Commit e864f39569f4 "fs: add RWF_DSYNC aand RWF_SYNC" added additional
way for direct IO to become synchronous and thus trigger fsync from the
IO completion handler. Then commit 9830f4be159b "fs: Use RWF_* flags for
AIO operations" allowed these flags to be set for AIO as well.
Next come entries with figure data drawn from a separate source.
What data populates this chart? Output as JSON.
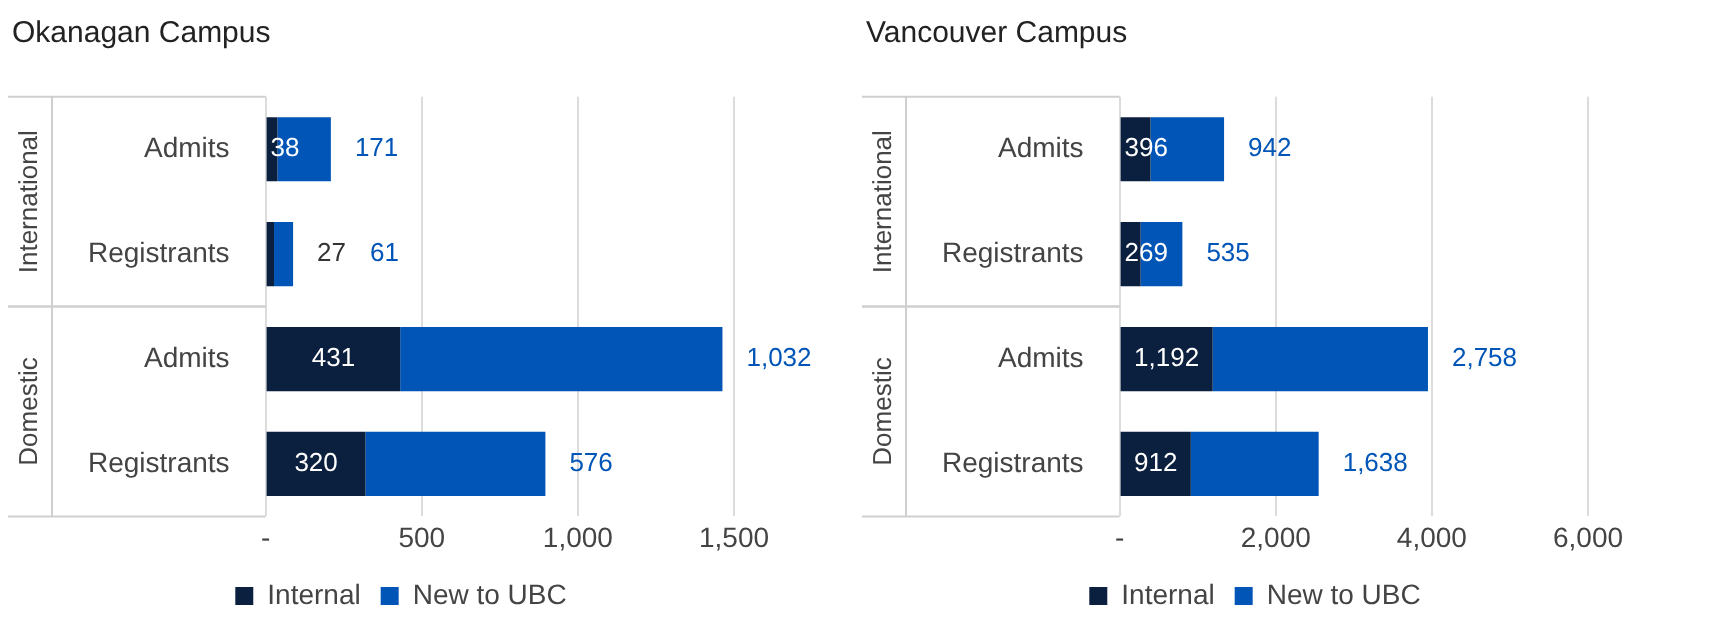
{
  "chart_data": [
    {
      "type": "bar",
      "title": "Okanagan Campus",
      "orientation": "horizontal",
      "stacked": true,
      "categories": [
        "Admits",
        "Registrants",
        "Admits",
        "Registrants"
      ],
      "series": [
        {
          "name": "Internal",
          "color": "#0b1f3f",
          "values": [
            38,
            27,
            431,
            320
          ],
          "value_labels": [
            "38",
            "27",
            "431",
            "320"
          ]
        },
        {
          "name": "New to UBC",
          "color": "#0055b7",
          "values": [
            171,
            61,
            1032,
            576
          ],
          "value_labels": [
            "171",
            "61",
            "1,032",
            "576"
          ]
        }
      ],
      "xlim": [
        0,
        1500
      ],
      "xticks": [
        {
          "value": 0,
          "label": "-"
        },
        500,
        {
          "value": 1000,
          "label": "1,000"
        },
        {
          "value": 1500,
          "label": "1,500"
        }
      ],
      "grid": "x",
      "legend": "bottom",
      "annotations": [
        "International",
        "Domestic"
      ]
    },
    {
      "type": "bar",
      "title": "Vancouver Campus",
      "orientation": "horizontal",
      "stacked": true,
      "categories": [
        "Admits",
        "Registrants",
        "Admits",
        "Registrants"
      ],
      "series": [
        {
          "name": "Internal",
          "color": "#0b1f3f",
          "values": [
            396,
            269,
            1192,
            912
          ],
          "value_labels": [
            "396",
            "269",
            "1,192",
            "912"
          ]
        },
        {
          "name": "New to UBC",
          "color": "#0055b7",
          "values": [
            942,
            535,
            2758,
            1638
          ],
          "value_labels": [
            "942",
            "535",
            "2,758",
            "1,638"
          ]
        }
      ],
      "xlim": [
        0,
        6000
      ],
      "xticks": [
        {
          "value": 0,
          "label": "-"
        },
        {
          "value": 2000,
          "label": "2,000"
        },
        {
          "value": 4000,
          "label": "4,000"
        },
        {
          "value": 6000,
          "label": "6,000"
        }
      ],
      "grid": "x",
      "legend": "bottom",
      "annotations": [
        "International",
        "Domestic"
      ]
    }
  ]
}
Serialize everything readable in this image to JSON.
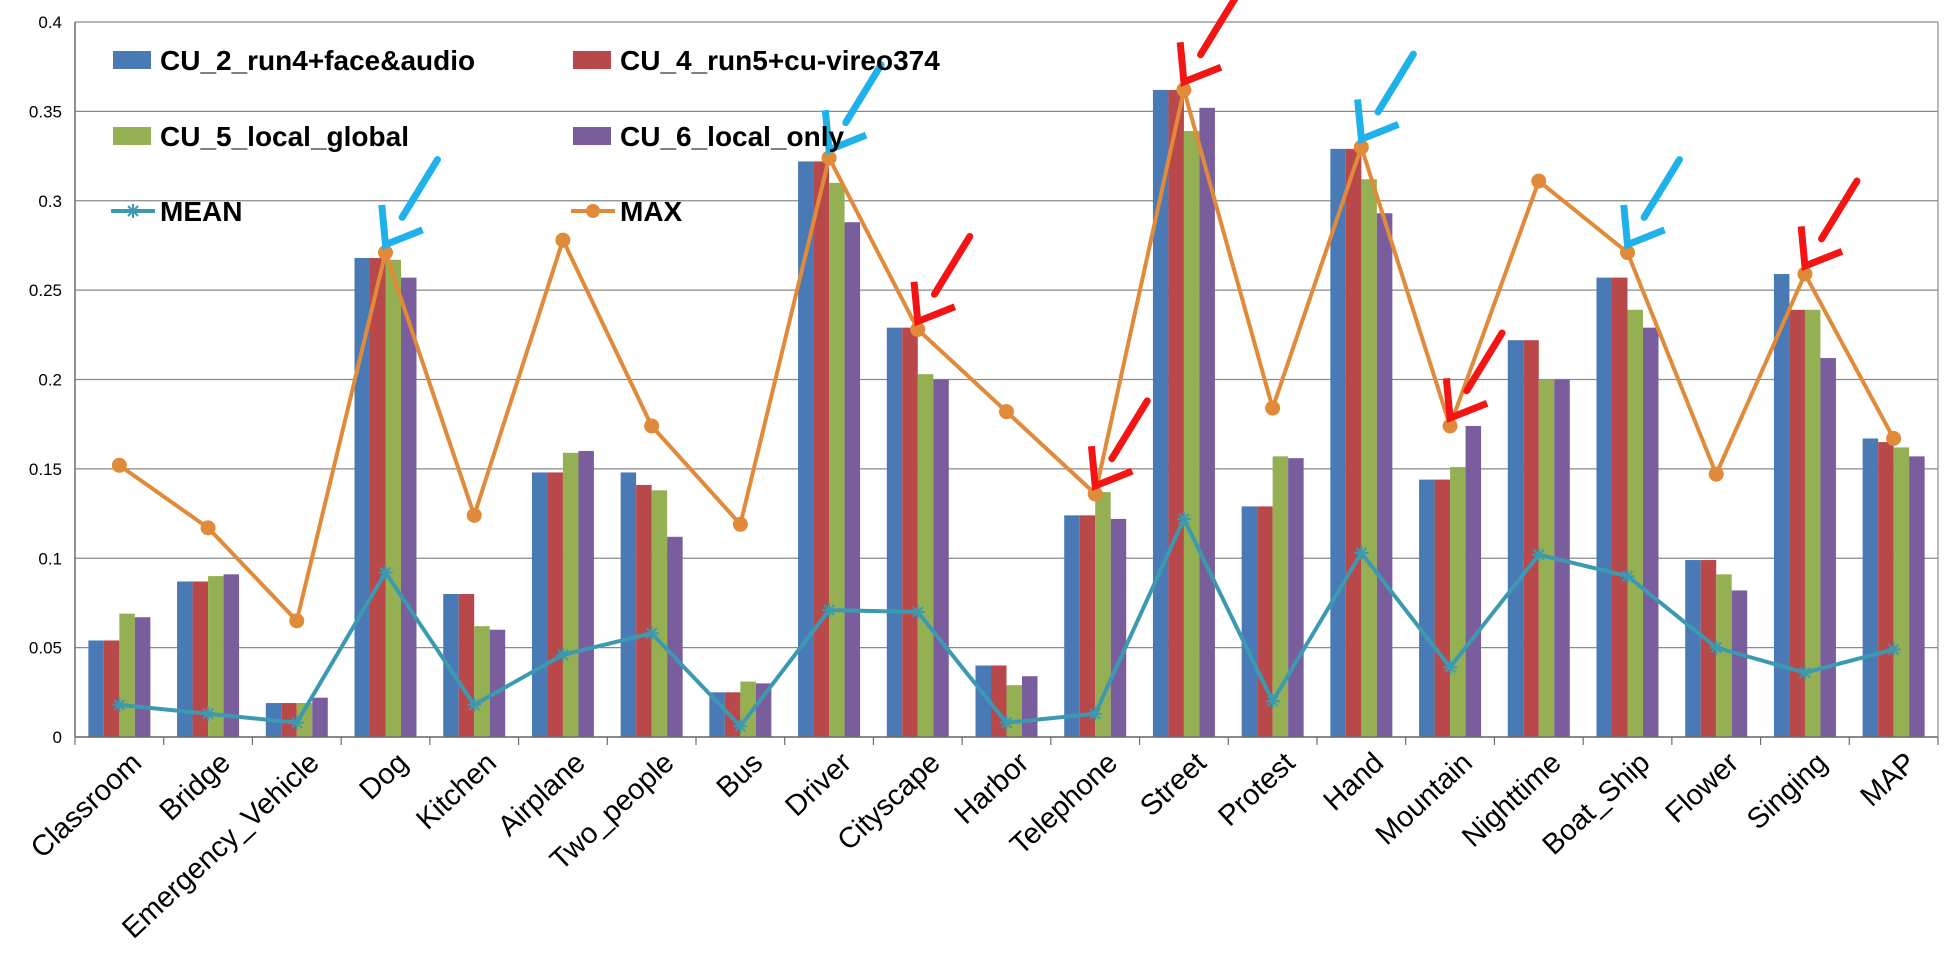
{
  "chart_data": {
    "type": "bar",
    "categories": [
      "Classroom",
      "Bridge",
      "Emergency_Vehicle",
      "Dog",
      "Kitchen",
      "Airplane",
      "Two_people",
      "Bus",
      "Driver",
      "Cityscape",
      "Harbor",
      "Telephone",
      "Street",
      "Protest",
      "Hand",
      "Mountain",
      "Nighttime",
      "Boat_Ship",
      "Flower",
      "Singing",
      "MAP"
    ],
    "ylim": [
      0,
      0.4
    ],
    "yticks": [
      "0",
      "0.05",
      "0.1",
      "0.15",
      "0.2",
      "0.25",
      "0.3",
      "0.35",
      "0.4"
    ],
    "grid": true,
    "legend_position": "top-left",
    "series": [
      {
        "name": "CU_2_run4+face&audio",
        "kind": "bar",
        "color": "#4a7ab5",
        "values": [
          0.054,
          0.087,
          0.019,
          0.268,
          0.08,
          0.148,
          0.148,
          0.025,
          0.322,
          0.229,
          0.04,
          0.124,
          0.362,
          0.129,
          0.329,
          0.144,
          0.222,
          0.257,
          0.099,
          0.259,
          0.167
        ]
      },
      {
        "name": "CU_4_run5+cu-vireo374",
        "kind": "bar",
        "color": "#b9484a",
        "values": [
          0.054,
          0.087,
          0.019,
          0.268,
          0.08,
          0.148,
          0.141,
          0.025,
          0.322,
          0.229,
          0.04,
          0.124,
          0.362,
          0.129,
          0.329,
          0.144,
          0.222,
          0.257,
          0.099,
          0.239,
          0.165
        ]
      },
      {
        "name": "CU_5_local_global",
        "kind": "bar",
        "color": "#94b052",
        "values": [
          0.069,
          0.09,
          0.019,
          0.267,
          0.062,
          0.159,
          0.138,
          0.031,
          0.31,
          0.203,
          0.029,
          0.137,
          0.339,
          0.157,
          0.312,
          0.151,
          0.2,
          0.239,
          0.091,
          0.239,
          0.162
        ]
      },
      {
        "name": "CU_6_local_only",
        "kind": "bar",
        "color": "#7a5d9c",
        "values": [
          0.067,
          0.091,
          0.022,
          0.257,
          0.06,
          0.16,
          0.112,
          0.03,
          0.288,
          0.2,
          0.034,
          0.122,
          0.352,
          0.156,
          0.293,
          0.174,
          0.2,
          0.229,
          0.082,
          0.212,
          0.157
        ]
      },
      {
        "name": "MEAN",
        "kind": "line",
        "color": "#3b9ab2",
        "marker": "star",
        "values": [
          0.018,
          0.013,
          0.008,
          0.092,
          0.018,
          0.046,
          0.058,
          0.006,
          0.071,
          0.07,
          0.008,
          0.013,
          0.122,
          0.02,
          0.103,
          0.039,
          0.102,
          0.09,
          0.05,
          0.036,
          0.049
        ]
      },
      {
        "name": "MAX",
        "kind": "line",
        "color": "#e08a3a",
        "marker": "circle",
        "values": [
          0.152,
          0.117,
          0.065,
          0.271,
          0.124,
          0.278,
          0.174,
          0.119,
          0.324,
          0.228,
          0.182,
          0.136,
          0.362,
          0.184,
          0.33,
          0.174,
          0.311,
          0.271,
          0.147,
          0.259,
          0.167
        ]
      }
    ],
    "annotations": {
      "blue_arrows": [
        3,
        8,
        14,
        17
      ],
      "red_arrows": [
        9,
        11,
        12,
        15,
        19
      ],
      "blue_color": "#1fb1ea",
      "red_color": "#f51414"
    }
  }
}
However
that commit forgot to update the condition checking whether the IO
completion handling should be defered to a workqueue and thus AIO DIO
with RWF_[D]SYNC set will call fsync() from IRQ context resulting in
sleep in atomic.

Fix the problem by checking directly iocb flags (the same way as it is
done in dio_complete()) instead of checking all conditions that could
lead to IO being synchronous.

CC: Christoph Hellwig <hch@lst.de>
CC: Goldwyn Rodrigues <rgoldwyn@suse.com>
CC: stable@vger.kernel.org
Reported-by: Mark Rutland <mark.rutland@arm.com>
Fixes: 9830f4be159b29399d107bffb99e0132bc5aedd4
Signed-off-by: Jan Kara <jack@suse.cz>
---
 fs/direct-io.c | 3 +--
 1 file changed, 1 insertion(+), 2 deletions(-)

diff --git a/fs/direct-io.c b/fs/direct-io.c
index a0ca9e48e993..1357ef563893 100644
--- a/fs/direct-io.c
+++ b/fs/direct-io.c
@@ -1274,8 +1274,7 @@  do_blockdev_direct_IO(struct kiocb *iocb, struct inode *inode,
 	 */
 	if (dio->is_async && iov_iter_rw(iter) == WRITE) {
 		retval = 0;
-		if ((iocb->ki_filp->f_flags & O_DSYNC) ||
-		    IS_SYNC(iocb->ki_filp->f_mapping->host))
+		if (iocb->ki_flags & IOCB_DSYNC)
 			retval = dio_set_defer_completion(dio);
 		else if (!dio->inode->i_sb->s_dio_done_wq) {
 			/*
-- 
2.13.6